Однажды, в начале лета, после школы, отец велел ему идти в тайгу, за километра два от деревни, чтобы тот заготовил долготье из пихты. Дал ему бензопилу.
-Смотри, дурак, - говорил отец сыну, - не вали кедрача. Он вперемежку с пихтой расчет, кора у них одинаковая, но на иголки посматривай. За кедрач и оштрафовать могут, да и зачем самому его губить так, запросто? Одним словом, смотри у меня, там.
Шурка взял на плечо бензопилу и поплелся с ней в тайгу. Ушел. Но в часа три, в четвертом уже возвратился домой.
- Что так рано, Шура? - спросил его отец.
-Ага, не взял я с собой топор. Бензопилу заклинило, не смог вытащить ее. Я так, и эдак, ничто не помогает...
-Ты что мне говоришь? Бензопилу заклинило, говоришь? Оставил ее в тайге? А если кто ее там найдет? Ты хоть понимаешь, что ты наделал? Я же за этой самой бензопилой ездил зимой в леспромхоз, свинью заколол, и обменял ее на бензопилу. А ты?
Шурка пошмыгал носом и ничего не ответил.
-Вот что дружок. Сейчас же , бери топор, может быть кто из твоих дружков захочет прогуляться с тобой тайгу, время то к вечеру, и давай, дуй в тайгу за бензопилой. И без нее домой не возвращайся, понял?
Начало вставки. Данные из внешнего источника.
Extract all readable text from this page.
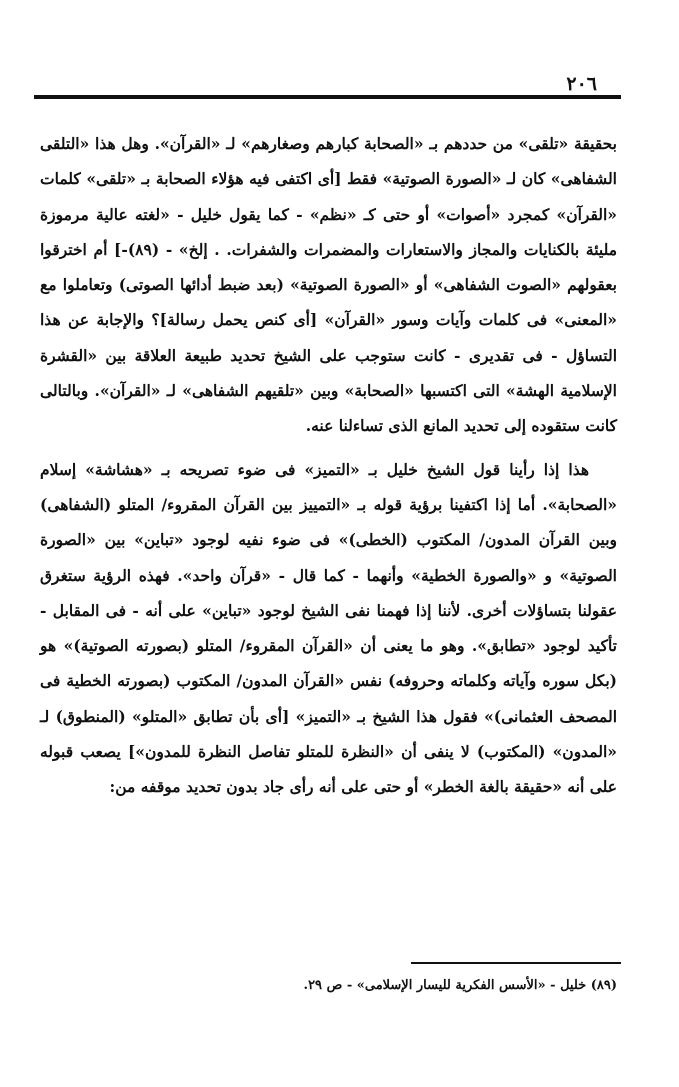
٢٠٦

بحقيقة «تلقى» من حددهم بـ «الصحابة كبارهم وصغارهم» لـ «القرآن». وهل هذا «التلقى الشفاهى» كان لـ «الصورة الصوتية» فقط [أى اكتفى فيه هؤلاء الصحابة بـ «تلقى» كلمات «القرآن» كمجرد «أصوات» أو حتى كـ «نظم» - كما يقول خليل - «لغته عالية مرموزة مليئة بالكنايات والمجاز والاستعارات والمضمرات والشفرات. . إلخ» - (٨٩)-] أم اخترقوا بعقولهم «الصوت الشفاهى» أو «الصورة الصوتية» (بعد ضبط أدائها الصوتى) وتعاملوا مع «المعنى» فى كلمات وآيات وسور «القرآن» [أى كنص يحمل رسالة]؟ والإجابة عن هذا التساؤل - فى تقديرى - كانت ستوجب على الشيخ تحديد طبيعة العلاقة بين «القشرة الإسلامية الهشة» التى اكتسبها «الصحابة» وبين «تلقيهم الشفاهى» لـ «القرآن». وبالتالى كانت ستقوده إلى تحديد المانع الذى تساءلنا عنه.

هذا إذا رأينا قول الشيخ خليل بـ «التميز» فى ضوء تصريحه بـ «هشاشة» إسلام «الصحابة». أما إذا اكتفينا برؤية قوله بـ «التمييز بين القرآن المقروء/ المتلو (الشفاهى) وبين القرآن المدون/ المكتوب (الخطى)» فى ضوء نفيه لوجود «تباين» بين «الصورة الصوتية» و «والصورة الخطية» وأنهما - كما قال - «قرآن واحد». فهذه الرؤية ستغرق عقولنا بتساؤلات أخرى. لأننا إذا فهمنا نفى الشيخ لوجود «تباين» على أنه - فى المقابل - تأكيد لوجود «تطابق». وهو ما يعنى أن «القرآن المقروء/ المتلو (بصورته الصوتية)» هو (بكل سوره وآياته وكلماته وحروفه) نفس «القرآن المدون/ المكتوب (بصورته الخطية فى المصحف العثمانى)» فقول هذا الشيخ بـ «التميز» [أى بأن تطابق «المتلو» (المنطوق) لـ «المدون» (المكتوب) لا ينفى أن «النظرة للمتلو تفاصل النظرة للمدون»] يصعب قبوله على أنه «حقيقة بالغة الخطر» أو حتى على أنه رأى جاد بدون تحديد موقفه من:

(٨٩) خليل - «الأسس الفكرية لليسار الإسلامى» - ص ٢٩.
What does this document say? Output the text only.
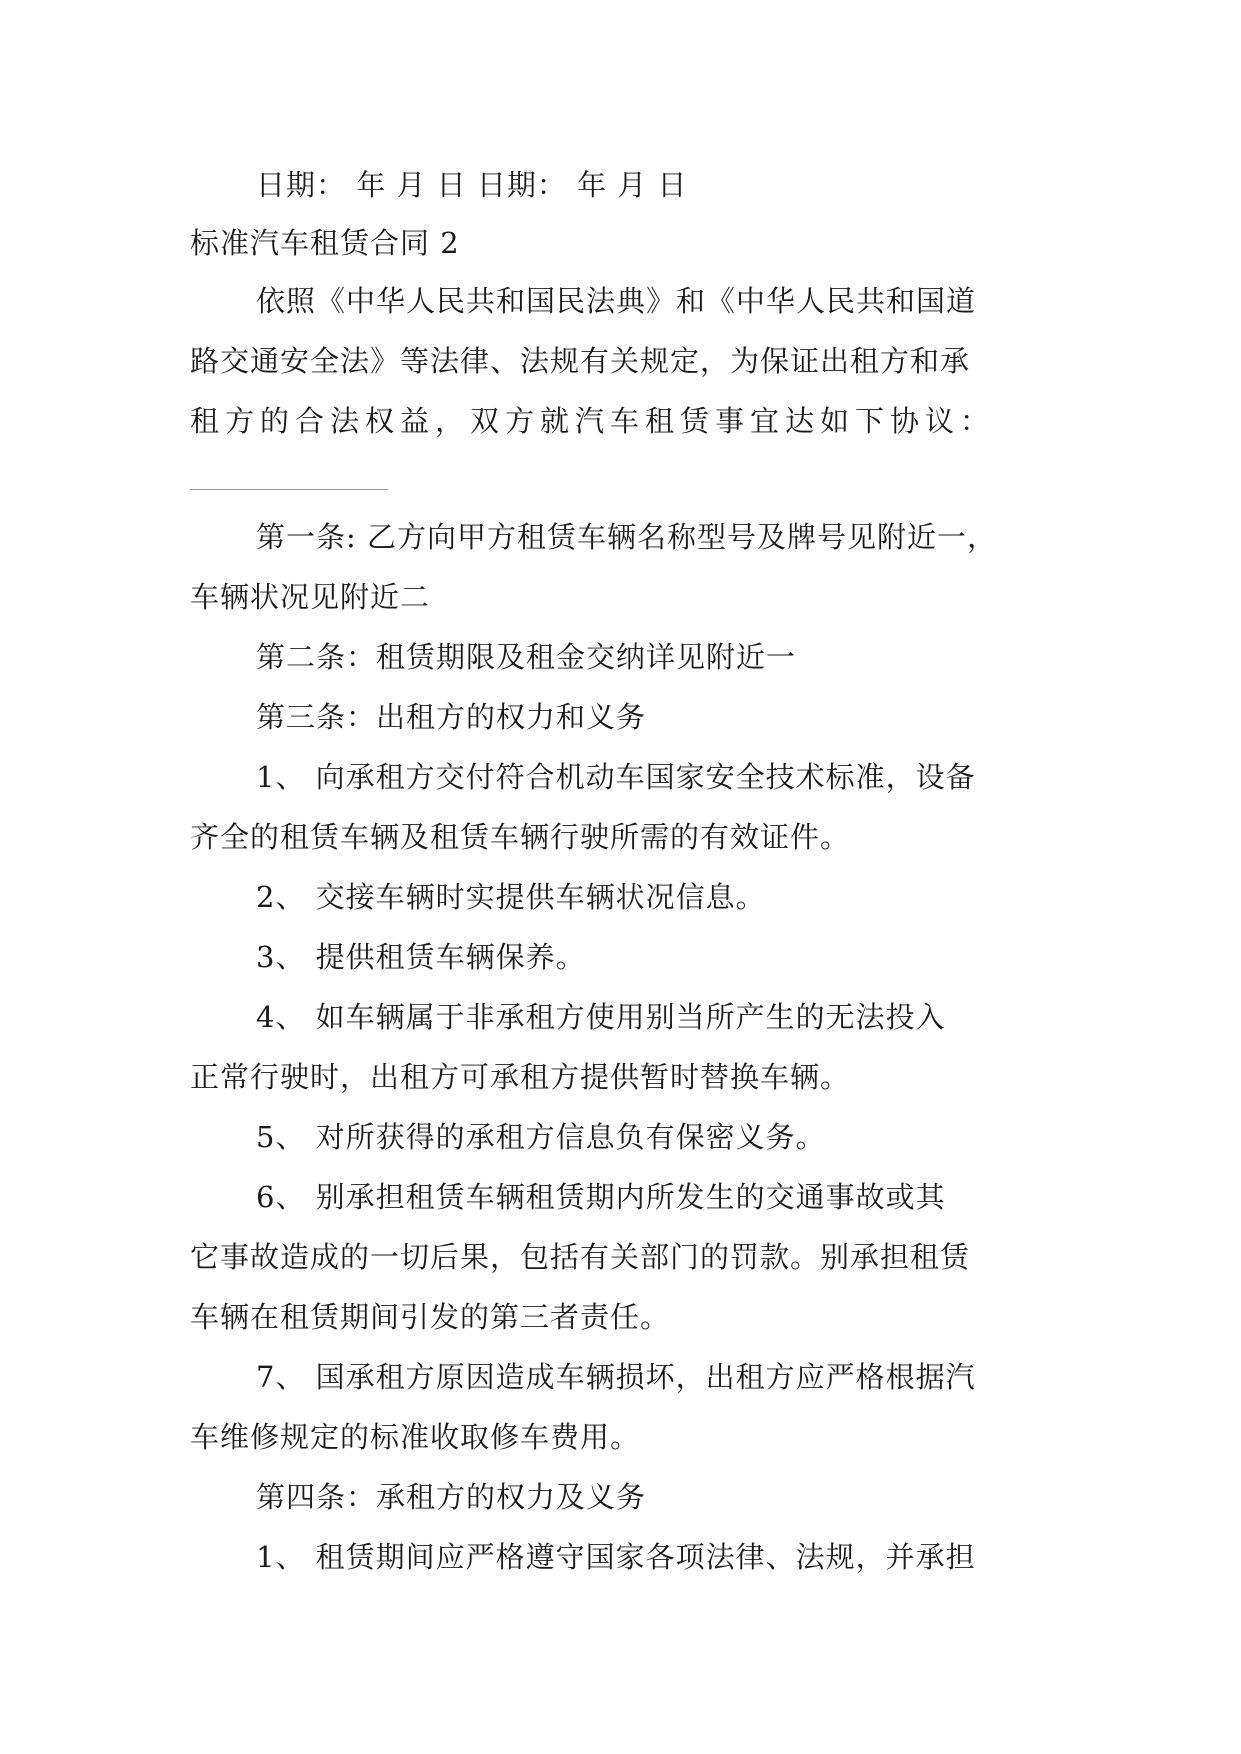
日期： 年 月 日 日期： 年 月 日
标准汽车租赁合同 2
依照《中华人民共和国民法典》和《中华人民共和国道
路交通安全法》等法律、法规有关规定，为保证出租方和承
租方的合法权益，双方就汽车租赁事宜达如下协议：
第一条: 乙方向甲方租赁车辆名称型号及牌号见附近一，
车辆状况见附近二
第二条：租赁期限及租金交纳详见附近一
第三条：出租方的权力和义务
1、 向承租方交付符合机动车国家安全技术标准，设备
齐全的租赁车辆及租赁车辆行驶所需的有效证件。
2、 交接车辆时实提供车辆状况信息。
3、 提供租赁车辆保养。
4、 如车辆属于非承租方使用别当所产生的无法投入
正常行驶时，出租方可承租方提供暂时替换车辆。
5、 对所获得的承租方信息负有保密义务。
6、 别承担租赁车辆租赁期内所发生的交通事故或其
它事故造成的一切后果，包括有关部门的罚款。别承担租赁
车辆在租赁期间引发的第三者责任。
7、 国承租方原因造成车辆损坏，出租方应严格根据汽
车维修规定的标准收取修车费用。
第四条：承租方的权力及义务
1、 租赁期间应严格遵守国家各项法律、法规，并承担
-Понял, папа. Ну, я пошел...
-Иди, иди...
Шурка отломил полбуханки хлеба и жадно впился в нее молодыми зубами. Вечеряло уже. Он взял топор, ружье и патронташ, и направился в сторону тайги.
По дороге ему повстречался Войток, парень на года три старше Шурки. Войток был спокойным и рассудительным парнем, поэтому Шурке было не интересно с ним. Но что делать? Идти на вечер в тайгу одному, или с попутчиком – большая разница.
-Эй, Войток, пойдем со мной в тайгу.
-Куда?
-Куда, куда... – е.. верблюда. В тайгу пошли, я там бензопилу оставил, забрать ее надо.
После некоторого раздумья Войток согласился.
Войток по своему старшинству иногда поддавал Шурке за его веселые выходки и прочее баловство. Но в данной ситуации Шурка чувствовал себя наравне с Войтком. Не даром за плечом у него висело ружье.
-Войток, - говорит Шурка, - давай я тебя, как арестанта, поведу. Только ты не увиливай от меня, а то и взаправду могу стрелить.
Шурка снял с плеча ружье и направил ствол в сторону Воойтка.
-Брось, Шурка, дурить! Сам позвал меня в попутчики, а дуришь.
-Иди, иди, арестант, – отвечал ему Шурка. – Помнишь, как в клубе ты мне пиндюлей навешал?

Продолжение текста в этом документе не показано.